I'm curious about the "if traffic was billed, it wouldn't have happened" part... are you saying that if traffic had been billed per [unit]byte, there would've been no incentive to build fiber networks?

AnimalMuppet a day ago | parent [-]

No, if traffic were billed rather than free, we would only get traffic that was deemed to be worth the bill. Most spam, for example, has a very low rate of return. If it cost to send - even a little bit - much of it would become unprofitable.

So in that world, we would have fiber, but not (much) international spam.

cryzinger a day ago | parent [-]

Ah, I understand :)

Animats a day ago | parent [-]

The Internet could have worked very differently, with virtual circuits instead of raw datagrams. That's what the telco people wanted. See TP4.[1] Although there's a connectionless TP4 mode, one plan was that you'd only be connectionless within your own organization. If you wanted to talk to the larger world, you'd have to dial up a billed virtual circuit via your telecommunications provider.

Really cheap fiber backbones are make a pure datagram Internet work. We still can't handle congestion in the middle of the network. Congestion has to be forced out to the edges. There was a period in the late 1990s when MAE-EAST and MAE-WEST, the big peering points, routinely went into congestion collapse and only about 30% of packets got through

[1] https://en.wikipedia.org/wiki/Connectionless-mode_Network_Se...

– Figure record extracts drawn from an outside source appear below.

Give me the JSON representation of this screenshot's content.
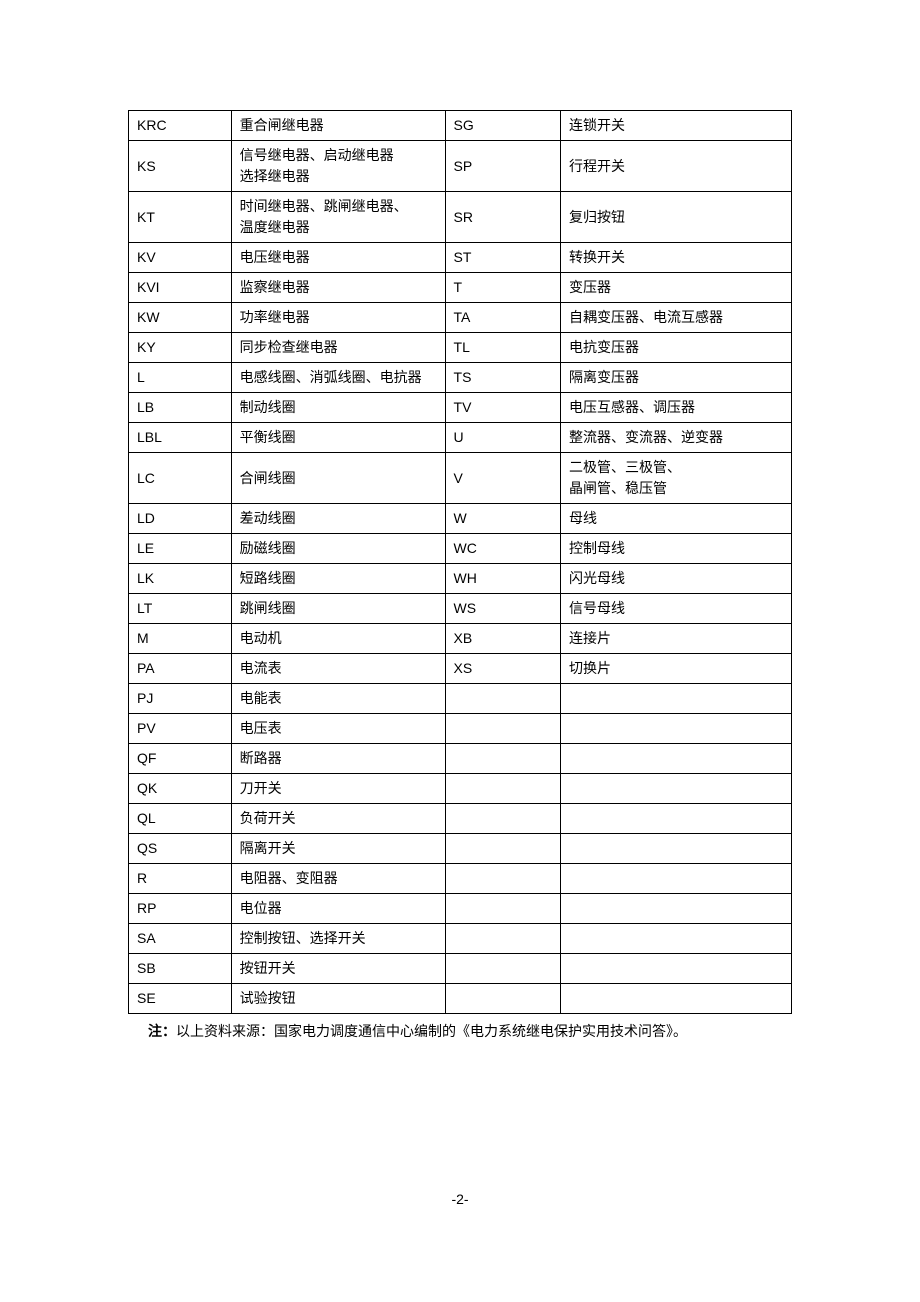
{
  "table": {
    "rows": [
      {
        "c1": "KRC",
        "c2": "重合闸继电器",
        "c3": "SG",
        "c4": "连锁开关"
      },
      {
        "c1": "KS",
        "c2": "信号继电器、启动继电器\n选择继电器",
        "c3": "SP",
        "c4": "行程开关"
      },
      {
        "c1": "KT",
        "c2": "时间继电器、跳闸继电器、\n温度继电器",
        "c3": "SR",
        "c4": "复归按钮"
      },
      {
        "c1": "KV",
        "c2": "电压继电器",
        "c3": "ST",
        "c4": "转换开关"
      },
      {
        "c1": "KVI",
        "c2": "监察继电器",
        "c3": "T",
        "c4": "变压器"
      },
      {
        "c1": "KW",
        "c2": "功率继电器",
        "c3": "TA",
        "c4": "自耦变压器、电流互感器"
      },
      {
        "c1": "KY",
        "c2": "同步检查继电器",
        "c3": "TL",
        "c4": "电抗变压器"
      },
      {
        "c1": "L",
        "c2": "电感线圈、消弧线圈、电抗器",
        "c3": "TS",
        "c4": "隔离变压器"
      },
      {
        "c1": "LB",
        "c2": "制动线圈",
        "c3": "TV",
        "c4": "电压互感器、调压器"
      },
      {
        "c1": "LBL",
        "c2": "平衡线圈",
        "c3": "U",
        "c4": "整流器、变流器、逆变器"
      },
      {
        "c1": "LC",
        "c2": "合闸线圈",
        "c3": "V",
        "c4": "二极管、三极管、\n晶闸管、稳压管"
      },
      {
        "c1": "LD",
        "c2": "差动线圈",
        "c3": "W",
        "c4": "母线"
      },
      {
        "c1": "LE",
        "c2": "励磁线圈",
        "c3": "WC",
        "c4": "控制母线"
      },
      {
        "c1": "LK",
        "c2": "短路线圈",
        "c3": "WH",
        "c4": "闪光母线"
      },
      {
        "c1": "LT",
        "c2": "跳闸线圈",
        "c3": "WS",
        "c4": "信号母线"
      },
      {
        "c1": "M",
        "c2": "电动机",
        "c3": "XB",
        "c4": "连接片"
      },
      {
        "c1": "PA",
        "c2": "电流表",
        "c3": "XS",
        "c4": "切换片"
      },
      {
        "c1": "PJ",
        "c2": "电能表",
        "c3": "",
        "c4": ""
      },
      {
        "c1": "PV",
        "c2": "电压表",
        "c3": "",
        "c4": ""
      },
      {
        "c1": "QF",
        "c2": "断路器",
        "c3": "",
        "c4": ""
      },
      {
        "c1": "QK",
        "c2": "刀开关",
        "c3": "",
        "c4": ""
      },
      {
        "c1": "QL",
        "c2": "负荷开关",
        "c3": "",
        "c4": ""
      },
      {
        "c1": "QS",
        "c2": "隔离开关",
        "c3": "",
        "c4": ""
      },
      {
        "c1": "R",
        "c2": "电阻器、变阻器",
        "c3": "",
        "c4": ""
      },
      {
        "c1": "RP",
        "c2": "电位器",
        "c3": "",
        "c4": ""
      },
      {
        "c1": "SA",
        "c2": "控制按钮、选择开关",
        "c3": "",
        "c4": ""
      },
      {
        "c1": "SB",
        "c2": "按钮开关",
        "c3": "",
        "c4": ""
      },
      {
        "c1": "SE",
        "c2": "试验按钮",
        "c3": "",
        "c4": ""
      }
    ]
  },
  "note": {
    "label": "注：",
    "text": "以上资料来源：国家电力调度通信中心编制的《电力系统继电保护实用技术问答》。"
  },
  "page_number": "-2-"
}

cryzinger 11 hours ago | parent [-]

Ha, not to say too much, but I've been reading a bunch of network history stuff lately as research for a speculative fiction setting where there's no unified TCP/IP spec like we have today. (Although I'm far from an expert on networking in general, lol.) I've read a little bit about OSI and the protocol wars, but the CLNS stuff in that wiki link is totally new to me, so this looks like fertile ground for me. Thanks for sharing!